The primary responsibility for such tax falls on the person receiving the gift.


----------



## Bronte (16 Jan 2017)

I'm lost.  What 30,150 threshold. I thought it was 3K annually.  So OP should think about doing this over three years or so.


----------



## Bronte (16 Jan 2017)

[QUOTE="T McGibney, post: 1501210, member: 53739

I'd expect personal international money transfers of such sums are routinely reported under Anti-money laundering regulations.[/QUOTE]

I doubt 10K triggers anything. 100K then you're talking.


----------



## T McGibney (16 Jan 2017)

Based on the AML training I've received, €10k may well trigger a report - not that it means anything once the source of the funds is legit.


----------



## Bronte (16 Jan 2017)

T McGibney said:


> Based on the AML training I've received, €10k may well trigger a report - not that it means anything once the source of the funds is legit.



I transfer such sums to Ireland and I've never triggered anything.  (all legit ) My sister worked in one of the major banks, the sums imvolved were mind boggling.  Never heard about anyone being triggered for things.  Isn't that if you're a criminal and Cab is onto you or something. 

Anyway good to know the trigger is 10K.  Two then of 5K, nicely spaced out triggers nothing. 

Tommy what about the 30K you said is exampt?  What's that?


----------



## T McGibney (16 Jan 2017)

Bronte said:


> I transfer such sums to Ireland and I've never triggered anything.  (all legit )


Because you're legit, you wouldn't be aware of it.

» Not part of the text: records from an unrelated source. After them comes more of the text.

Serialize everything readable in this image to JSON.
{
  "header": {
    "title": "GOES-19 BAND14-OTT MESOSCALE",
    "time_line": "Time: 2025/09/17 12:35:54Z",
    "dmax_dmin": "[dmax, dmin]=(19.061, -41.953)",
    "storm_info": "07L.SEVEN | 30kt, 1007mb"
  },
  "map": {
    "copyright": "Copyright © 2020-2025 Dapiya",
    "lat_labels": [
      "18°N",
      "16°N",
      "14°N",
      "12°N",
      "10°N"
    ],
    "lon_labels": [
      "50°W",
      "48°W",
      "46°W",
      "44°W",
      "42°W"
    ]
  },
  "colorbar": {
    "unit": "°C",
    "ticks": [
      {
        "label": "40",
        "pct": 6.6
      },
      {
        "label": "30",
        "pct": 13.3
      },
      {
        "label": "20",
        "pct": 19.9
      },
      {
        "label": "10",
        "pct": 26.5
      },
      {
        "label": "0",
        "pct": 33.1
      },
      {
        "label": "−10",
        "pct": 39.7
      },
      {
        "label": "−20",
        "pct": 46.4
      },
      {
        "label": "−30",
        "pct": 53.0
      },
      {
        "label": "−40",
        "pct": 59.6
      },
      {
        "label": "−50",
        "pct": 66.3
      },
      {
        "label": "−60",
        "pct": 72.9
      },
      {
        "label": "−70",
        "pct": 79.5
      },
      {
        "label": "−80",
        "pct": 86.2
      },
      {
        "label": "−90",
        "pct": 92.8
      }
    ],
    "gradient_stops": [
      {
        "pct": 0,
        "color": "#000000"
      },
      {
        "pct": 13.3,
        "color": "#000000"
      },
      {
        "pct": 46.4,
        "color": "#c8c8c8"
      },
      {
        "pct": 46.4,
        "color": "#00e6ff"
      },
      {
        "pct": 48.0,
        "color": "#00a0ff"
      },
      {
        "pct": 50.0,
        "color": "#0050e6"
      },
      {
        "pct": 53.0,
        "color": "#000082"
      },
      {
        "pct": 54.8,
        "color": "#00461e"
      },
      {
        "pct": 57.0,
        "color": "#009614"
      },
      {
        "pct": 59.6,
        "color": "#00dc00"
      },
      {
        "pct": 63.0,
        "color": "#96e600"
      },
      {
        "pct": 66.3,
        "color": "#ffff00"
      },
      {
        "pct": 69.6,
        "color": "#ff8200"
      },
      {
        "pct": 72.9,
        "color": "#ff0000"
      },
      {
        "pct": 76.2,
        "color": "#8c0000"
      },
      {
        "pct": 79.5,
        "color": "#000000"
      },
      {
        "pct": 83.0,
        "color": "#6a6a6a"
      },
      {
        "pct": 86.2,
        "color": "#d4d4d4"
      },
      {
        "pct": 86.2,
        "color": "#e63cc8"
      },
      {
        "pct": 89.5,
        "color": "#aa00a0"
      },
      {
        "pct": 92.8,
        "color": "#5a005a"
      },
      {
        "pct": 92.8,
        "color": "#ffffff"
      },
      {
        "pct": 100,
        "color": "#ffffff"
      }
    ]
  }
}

But such transfers are indeed being routinely reported and monitored.



Bronte said:


> Anyway good to know the trigger is 10K.  Two then of 5K, nicely spaced out triggers nothing.

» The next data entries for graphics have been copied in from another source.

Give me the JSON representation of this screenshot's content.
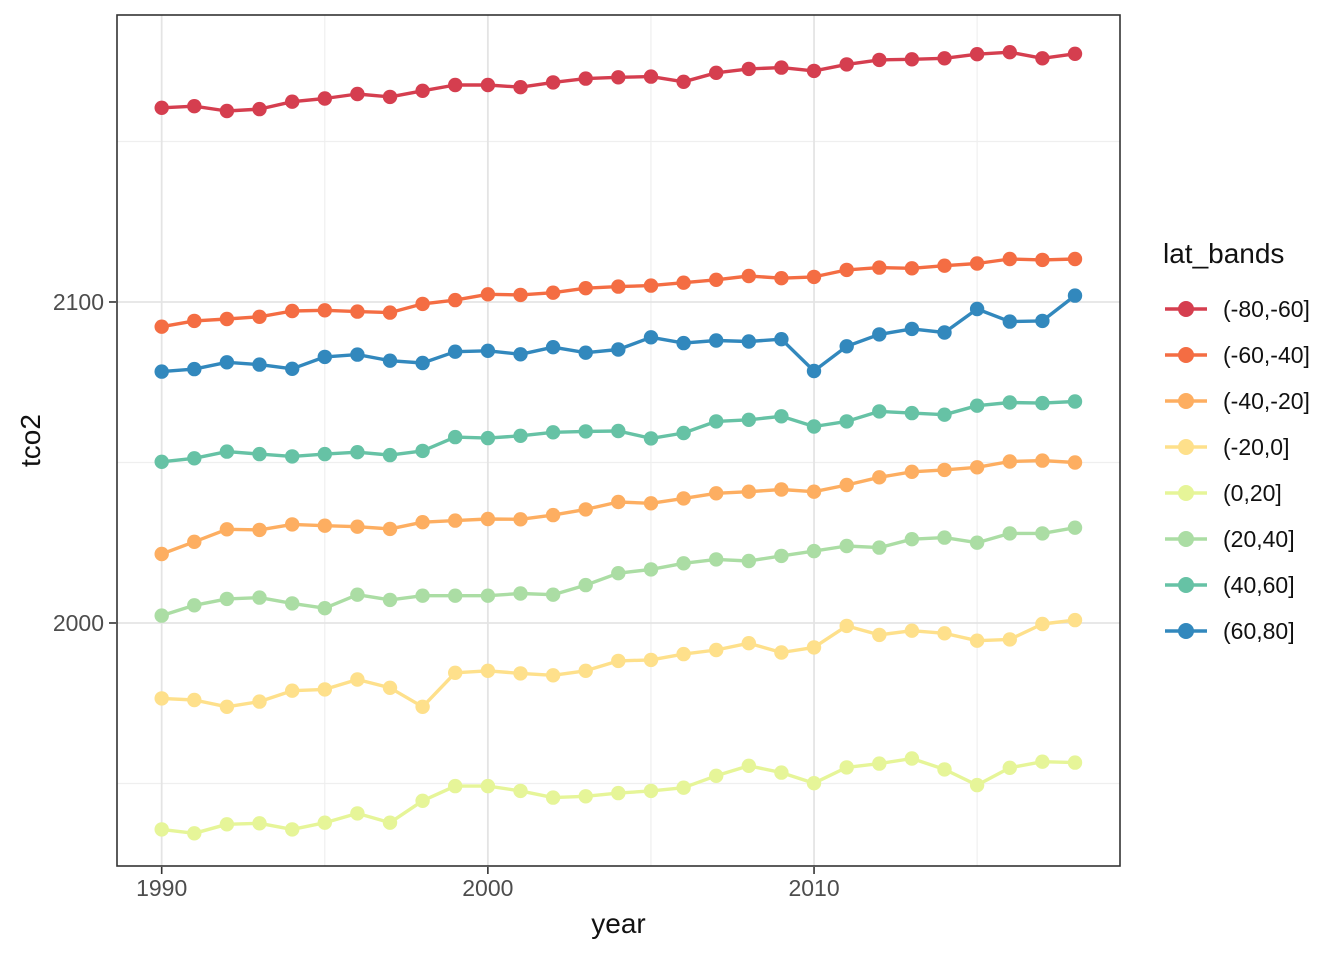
{
  "chart_data": {
    "type": "line",
    "title": "",
    "xlabel": "year",
    "ylabel": "tco2",
    "legend_title": "lat_bands",
    "legend_position": "right",
    "grid": true,
    "x_ticks": [
      1990,
      2000,
      2010
    ],
    "x_minor_ticks": [
      1995,
      2005,
      2015
    ],
    "y_ticks": [
      2000,
      2100
    ],
    "y_minor_ticks": [
      1950,
      2050,
      2150
    ],
    "x_range": [
      1988.63,
      2019.38
    ],
    "y_range": [
      1924.3,
      2189.4
    ],
    "x": [
      1990,
      1991,
      1992,
      1993,
      1994,
      1995,
      1996,
      1997,
      1998,
      1999,
      2000,
      2001,
      2002,
      2003,
      2004,
      2005,
      2006,
      2007,
      2008,
      2009,
      2010,
      2011,
      2012,
      2013,
      2014,
      2015,
      2016,
      2017,
      2018
    ],
    "series": [
      {
        "name": "(-80,-60]",
        "color": "#d53e4f",
        "values": [
          2160.5,
          2161.0,
          2159.5,
          2160.1,
          2162.4,
          2163.4,
          2164.8,
          2163.9,
          2165.8,
          2167.6,
          2167.6,
          2166.9,
          2168.4,
          2169.6,
          2170.0,
          2170.2,
          2168.6,
          2171.4,
          2172.6,
          2173.0,
          2172.0,
          2174.0,
          2175.4,
          2175.6,
          2175.9,
          2177.2,
          2177.8,
          2175.9,
          2177.3
        ]
      },
      {
        "name": "(-60,-40]",
        "color": "#f46d43",
        "values": [
          2092.3,
          2094.1,
          2094.7,
          2095.4,
          2097.2,
          2097.4,
          2097.0,
          2096.7,
          2099.4,
          2100.6,
          2102.4,
          2102.2,
          2102.9,
          2104.3,
          2104.8,
          2105.1,
          2106.0,
          2106.9,
          2108.1,
          2107.4,
          2107.8,
          2110.0,
          2110.7,
          2110.5,
          2111.3,
          2112.0,
          2113.4,
          2113.1,
          2113.4
        ]
      },
      {
        "name": "(-40,-20]",
        "color": "#fdae61",
        "values": [
          2021.5,
          2025.3,
          2029.2,
          2029.0,
          2030.7,
          2030.3,
          2030.0,
          2029.3,
          2031.4,
          2031.9,
          2032.4,
          2032.3,
          2033.6,
          2035.4,
          2037.7,
          2037.3,
          2038.8,
          2040.4,
          2040.9,
          2041.6,
          2040.9,
          2043.0,
          2045.4,
          2047.1,
          2047.7,
          2048.5,
          2050.3,
          2050.6,
          2050.0
        ]
      },
      {
        "name": "(-20,0]",
        "color": "#fee08b",
        "values": [
          1976.5,
          1976.0,
          1973.9,
          1975.5,
          1978.9,
          1979.3,
          1982.4,
          1979.8,
          1973.9,
          1984.5,
          1985.1,
          1984.3,
          1983.7,
          1985.1,
          1988.2,
          1988.5,
          1990.3,
          1991.6,
          1993.7,
          1990.8,
          1992.4,
          1999.1,
          1996.3,
          1997.6,
          1996.8,
          1994.5,
          1994.9,
          1999.7,
          2000.9
        ]
      },
      {
        "name": "(0,20]",
        "color": "#e6f598",
        "values": [
          1935.7,
          1934.5,
          1937.3,
          1937.6,
          1935.7,
          1937.8,
          1940.7,
          1937.8,
          1944.6,
          1949.2,
          1949.2,
          1947.7,
          1945.6,
          1946.0,
          1947.0,
          1947.7,
          1948.7,
          1952.4,
          1955.5,
          1953.4,
          1950.1,
          1955.0,
          1956.2,
          1957.8,
          1954.4,
          1949.5,
          1954.9,
          1956.8,
          1956.5
        ]
      },
      {
        "name": "(20,40]",
        "color": "#abdda4",
        "values": [
          2002.3,
          2005.5,
          2007.5,
          2007.9,
          2006.1,
          2004.6,
          2008.8,
          2007.2,
          2008.5,
          2008.5,
          2008.5,
          2009.2,
          2008.8,
          2011.8,
          2015.5,
          2016.7,
          2018.6,
          2019.8,
          2019.3,
          2020.9,
          2022.4,
          2024.0,
          2023.5,
          2026.1,
          2026.6,
          2025.0,
          2027.9,
          2027.9,
          2029.7
        ]
      },
      {
        "name": "(40,60]",
        "color": "#66c2a5",
        "values": [
          2050.2,
          2051.3,
          2053.4,
          2052.6,
          2051.9,
          2052.6,
          2053.2,
          2052.3,
          2053.6,
          2057.9,
          2057.6,
          2058.3,
          2059.4,
          2059.7,
          2059.8,
          2057.5,
          2059.2,
          2062.8,
          2063.3,
          2064.4,
          2061.2,
          2062.8,
          2065.9,
          2065.4,
          2064.9,
          2067.7,
          2068.7,
          2068.5,
          2069.0
        ]
      },
      {
        "name": "(60,80]",
        "color": "#3288bd",
        "values": [
          2078.3,
          2079.1,
          2081.2,
          2080.5,
          2079.2,
          2082.9,
          2083.6,
          2081.7,
          2081.0,
          2084.5,
          2084.8,
          2083.7,
          2085.9,
          2084.2,
          2085.2,
          2089.0,
          2087.2,
          2088.0,
          2087.7,
          2088.4,
          2078.5,
          2086.2,
          2089.9,
          2091.6,
          2090.5,
          2097.8,
          2093.9,
          2094.1,
          2102.0
        ]
      }
    ],
    "colors": {
      "background": "#ffffff",
      "panel_border": "#333333",
      "grid_major": "#e4e4e4",
      "grid_minor": "#efefef",
      "tick_mark": "#333333",
      "tick_text": "#4d4d4d",
      "axis_title_text": "#111111",
      "legend_text": "#111111"
    }
  }
}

Em, I didn't actually say that.  It's all subjective and down to the discretion of bank officials. But they are generally in CYA mode these days.



Bronte said:


> Tommy what about the 30K you said is exampt?  What's that?

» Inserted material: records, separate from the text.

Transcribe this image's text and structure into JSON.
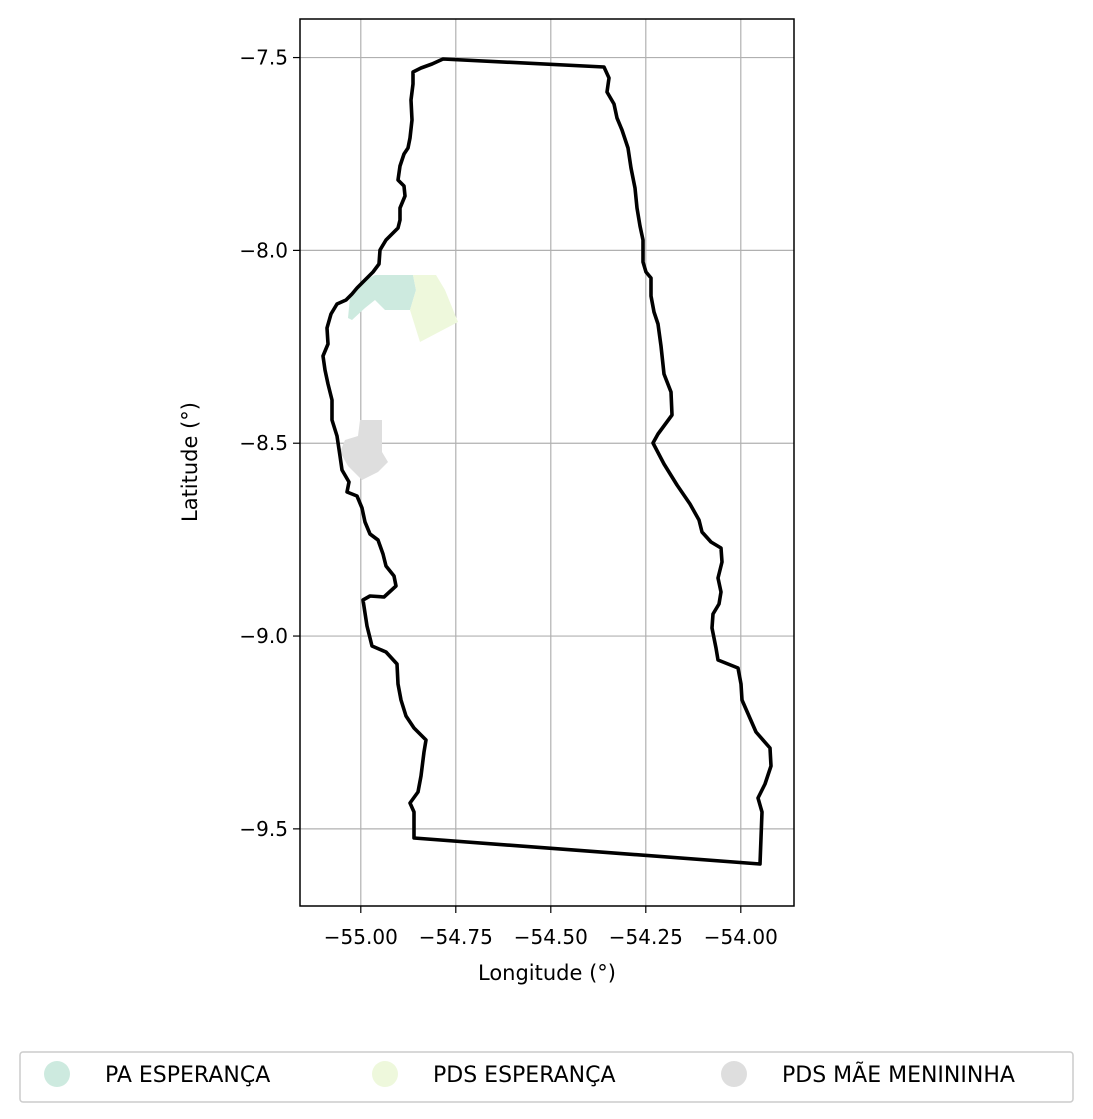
{
  "map": {
    "xlabel": "Longitude (°)",
    "ylabel": "Latitude (°)",
    "xlim": [
      -55.16,
      -53.86
    ],
    "ylim": [
      -9.7,
      -7.4
    ],
    "xticks": [
      -55.0,
      -54.75,
      -54.5,
      -54.25,
      -54.0
    ],
    "xtick_labels": [
      "−55.00",
      "−54.75",
      "−54.50",
      "−54.25",
      "−54.00"
    ],
    "yticks": [
      -7.5,
      -8.0,
      -8.5,
      -9.0,
      -9.5
    ],
    "ytick_labels": [
      "−7.5",
      "−8.0",
      "−8.5",
      "−9.0",
      "−9.5"
    ],
    "grid": true,
    "legend_position": "bottom"
  },
  "legend": {
    "items": [
      {
        "label": "PA ESPERANÇA",
        "color": "#cdeadf"
      },
      {
        "label": "PDS ESPERANÇA",
        "color": "#eef8dc"
      },
      {
        "label": "PDS MÃE MENININHA",
        "color": "#dedede"
      }
    ]
  },
  "boundary_color": "#000000"
}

? The CAT Group B CAT Threshold.


----------



## Bronte (16 Jan 2017)

What's CYA?

(I know you didn't say that !)


----------



## Steven Barrett (16 Jan 2017)

Bronte said:


> What's CYA?
> 
> (I know you didn't say that !)


Cover your a$$


----------



## noproblem (16 Jan 2017)

Thanks people for all the answers even if they went completely off topic.
When I asked a solicitor he said,  in Ireland I could gift my brother €33k with no tax liability. He couldn't tell me what my brothers liability would be, or, wouldn't be as regards American law/revenue. 
Someone else told me that the info I asked for should be his problem, maybe so, but then it wouldn't be much of a surprise.
Anyway, enough "answers" now.


----------



## Leo (9 Feb 2017)

If you can find AAAM (American AskAboutMoney), you'll get the answer regarding your brother's tax situation. Or see here.


----------



## noproblem (9 Feb 2017)

Thank you Leo for going to that trouble.


----------



## Leo (9 Feb 2017)

No problem noproblem


----------